The New Year’s resolution that should be on every (real) conservative’s list

Well, I finally did it. I’ve flirted with this decision for six years and have threatened to do it and haven’t. But today, I finally decided. The last time I did this was almost exactly twenty years ago. This time, however, it’s a permanent change.

I am no longer a registered Republican.

I sent in the form today; as soon as it’s approved, I’ll be a registered independent, with no party affiliation.*

Over the last six years I’ve tried very hard to come to terms with my love-hate relationship with the GOP. Unfortunately, my RRDS (Recurring Republican Disillusionment Syndrome) is now chronic and permanent. On the one hand, my political roots are Republican. I registered Republican upon becoming a US citizen in 1983, in great part thanks to the great Ronaldus Magnus, the greatest president of my lifetime. On the other, however, I have had just about enough: starting long before with Richard Nixon (the first Repub to thoroughly disillusion me), and then through the debacles of 1992 and 1993, the self-inflicted and completely unnecessary disaster of the 2006 mid-terms, and yesterday’s utter capitulation to the Democrats. There may still be some real conservatives left in the GOP, but the majority of the party is populated by professional politicians, spineless boot-licking ass-kissers, Rockefeller Republicans, and belt-way RINOs who only want to maintain the status quo, their constituents be damned. I do not want to be associated with a political party that talks the talk of conservatism while walking the walk of liberalism.

Folks, let me tell you you what many of you are thinking but do not want to admit to yourselves: the party of Ronald Reagan no longer exists. It is dead.



* Here is the link for those of you in Miami-Dade County who want to do the same thing.



14 thoughts on “The New Year’s resolution that should be on every (real) conservative’s list

  1. It couldn’t have been said it any better. Funny thing, though, last weekend I was mulling things and had the exact same thoughts — weary of reading all the news about the GOP leadership’s cave to such a scumbag of a president who, under other circumstances, should have been made picadillo politically. Coming to terms with reality was the hardest part, but rather than continue with my frustration, made the same decision you have and will be going independent. Can’t tell where that road will lead, but what I do know is that the current one is leading nowhere and it’s pointless to spend anymore time traveling on it.

  2. I did the very same thing as soon as I got home this evening. I cannot remain a member of the party under the current leadership, not after the latest turncoat vote.

  3. Well,

    I used to be a registered democrat because it gave me the opportunity to vote in the dem primary and choose the best of the options to be the opponent. Then the dem candidates were all awful so I switched to my party to be able to choose the most conservative for my side. I think I will stay there because to allow the left to take over the rep party is no improvement over the situation.

    I hate crossover primaries and if you are not a registered Rep. you can’t move our party to the right.

    This is a terrible deal, but we don’t have the marbles. The msm which turned Romney into such an out of touch villain they got some on our side to agree, gets to decide what is voted on. That is why this terrible deal got passed. The alternative would be so much worse.

    Our job is to support the Tea Party, not participate in any talk of its being obsolete. We must support conservatives. (If Cantor, for example, is the one to replace Boehner, we might as well keep Boehner. It isn’t entirely the Speaker’s fault.) We must take over the Senate and add more conservatives to the House. Until we do that, no speaker can make any difference.

    George, tempting though it is, I disagree with your choice.

  4. The key issue remains the same: what the electorate will and will not stand for. The politicians are more symptoms than the actual disease. Alas, the electorate is quite sick, or certainly appears to be.

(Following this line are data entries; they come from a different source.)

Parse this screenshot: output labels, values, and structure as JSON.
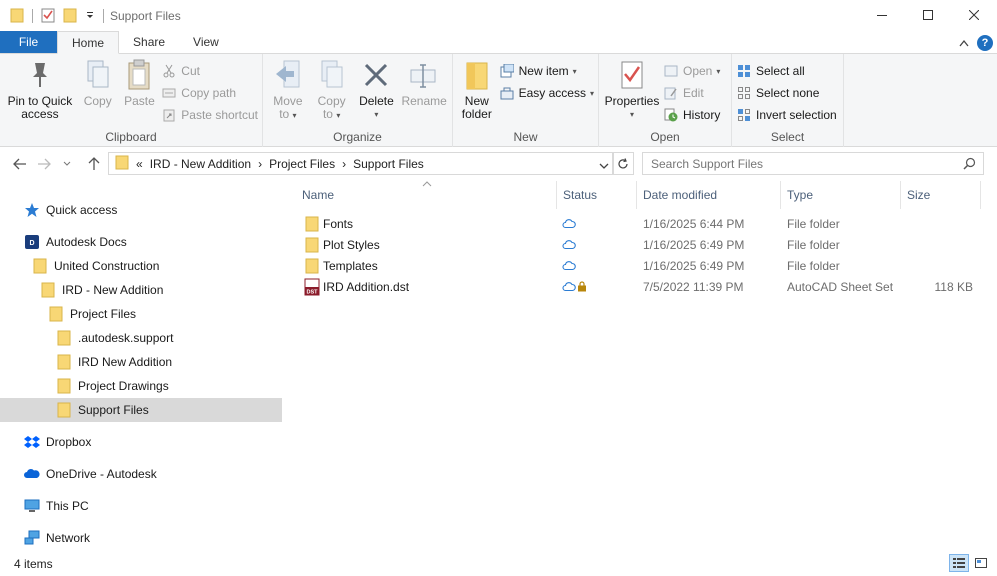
{
  "window": {
    "title": "Support Files"
  },
  "ribbon_tabs": [
    "File",
    "Home",
    "Share",
    "View"
  ],
  "ribbon": {
    "clipboard": {
      "label": "Clipboard",
      "pin_line1": "Pin to Quick",
      "pin_line2": "access",
      "copy": "Copy",
      "paste": "Paste",
      "cut": "Cut",
      "copy_path": "Copy path",
      "paste_shortcut": "Paste shortcut"
    },
    "organize": {
      "label": "Organize",
      "move_to_line1": "Move",
      "move_to_line2": "to",
      "copy_to_line1": "Copy",
      "copy_to_line2": "to",
      "delete": "Delete",
      "rename": "Rename"
    },
    "new": {
      "label": "New",
      "new_folder_line1": "New",
      "new_folder_line2": "folder",
      "new_item": "New item",
      "easy_access": "Easy access"
    },
    "open": {
      "label": "Open",
      "properties": "Properties",
      "open": "Open",
      "edit": "Edit",
      "history": "History"
    },
    "select": {
      "label": "Select",
      "select_all": "Select all",
      "select_none": "Select none",
      "invert_selection": "Invert selection"
    }
  },
  "address": {
    "prefix": "«",
    "crumbs": [
      "IRD - New Addition",
      "Project Files",
      "Support Files"
    ],
    "separator": "›"
  },
  "search": {
    "placeholder": "Search Support Files"
  },
  "nav": [
    {
      "label": "Quick access",
      "icon": "star-icon"
    },
    {
      "label": "Autodesk Docs",
      "icon": "autodesk-docs-icon"
    },
    {
      "label": "United Construction",
      "icon": "folder-icon"
    },
    {
      "label": "IRD - New Addition",
      "icon": "folder-icon"
    },
    {
      "label": "Project Files",
      "icon": "folder-icon"
    },
    {
      "label": ".autodesk.support",
      "icon": "folder-icon"
    },
    {
      "label": "IRD New Addition",
      "icon": "folder-icon"
    },
    {
      "label": "Project Drawings",
      "icon": "folder-icon"
    },
    {
      "label": "Support Files",
      "icon": "folder-icon",
      "selected": true
    },
    {
      "label": "Dropbox",
      "icon": "dropbox-icon"
    },
    {
      "label": "OneDrive - Autodesk",
      "icon": "onedrive-icon"
    },
    {
      "label": "This PC",
      "icon": "pc-icon"
    },
    {
      "label": "Network",
      "icon": "network-icon"
    }
  ],
  "columns": {
    "name": "Name",
    "status": "Status",
    "date_modified": "Date modified",
    "type": "Type",
    "size": "Size"
  },
  "files": [
    {
      "name": "Fonts",
      "date": "1/16/2025 6:44 PM",
      "type": "File folder",
      "size": "",
      "icon": "folder-icon",
      "status": "cloud-icon"
    },
    {
      "name": "Plot Styles",
      "date": "1/16/2025 6:49 PM",
      "type": "File folder",
      "size": "",
      "icon": "folder-icon",
      "status": "cloud-icon"
    },
    {
      "name": "Templates",
      "date": "1/16/2025 6:49 PM",
      "type": "File folder",
      "size": "",
      "icon": "folder-icon",
      "status": "cloud-icon"
    },
    {
      "name": "IRD Addition.dst",
      "date": "7/5/2022 11:39 PM",
      "type": "AutoCAD Sheet Set",
      "size": "118 KB",
      "icon": "dst-file-icon",
      "status": "cloud-lock-icon",
      "dst_badge": "DST"
    }
  ],
  "status_bar": {
    "item_count": "4 items"
  },
  "colors": {
    "file_tab": "#1f6fbf",
    "folder": "#f8d775",
    "selected_nav": "#d9d9d9",
    "header_text": "#4c607a"
  }
}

  5. Why not go Libertarian? It sends a pretty strong message. I did that years ago, but overwhelmingly vote Republican (usually pinching my nose as they are dem-lite more often than not)

  6. raddoc,

    Libertarians are out of touch with reality because they’re way too entrenched in American isolationism which is an impossible concept.

    In a way they’re just as dangerous as the liberals…

  7. True-that’s where Ron Paul lost me. I liked his internal policies but not his external policies. I’ve been in a fugue state since the elections; I thought at least we had the House, and that there were enough Tea Partiers to provide some spine. I think we should have gone over the “cliff”. Funny how for years the media portrayed the evil Bush tax cuts as only fir the rich, but now they are important for the middle class.

  8. raddoc, that is brilliant about how the left called them tax cuts for the rich and now they must be kept because they are for the middle class. You ought to send that to every place you can. I think that is terrific.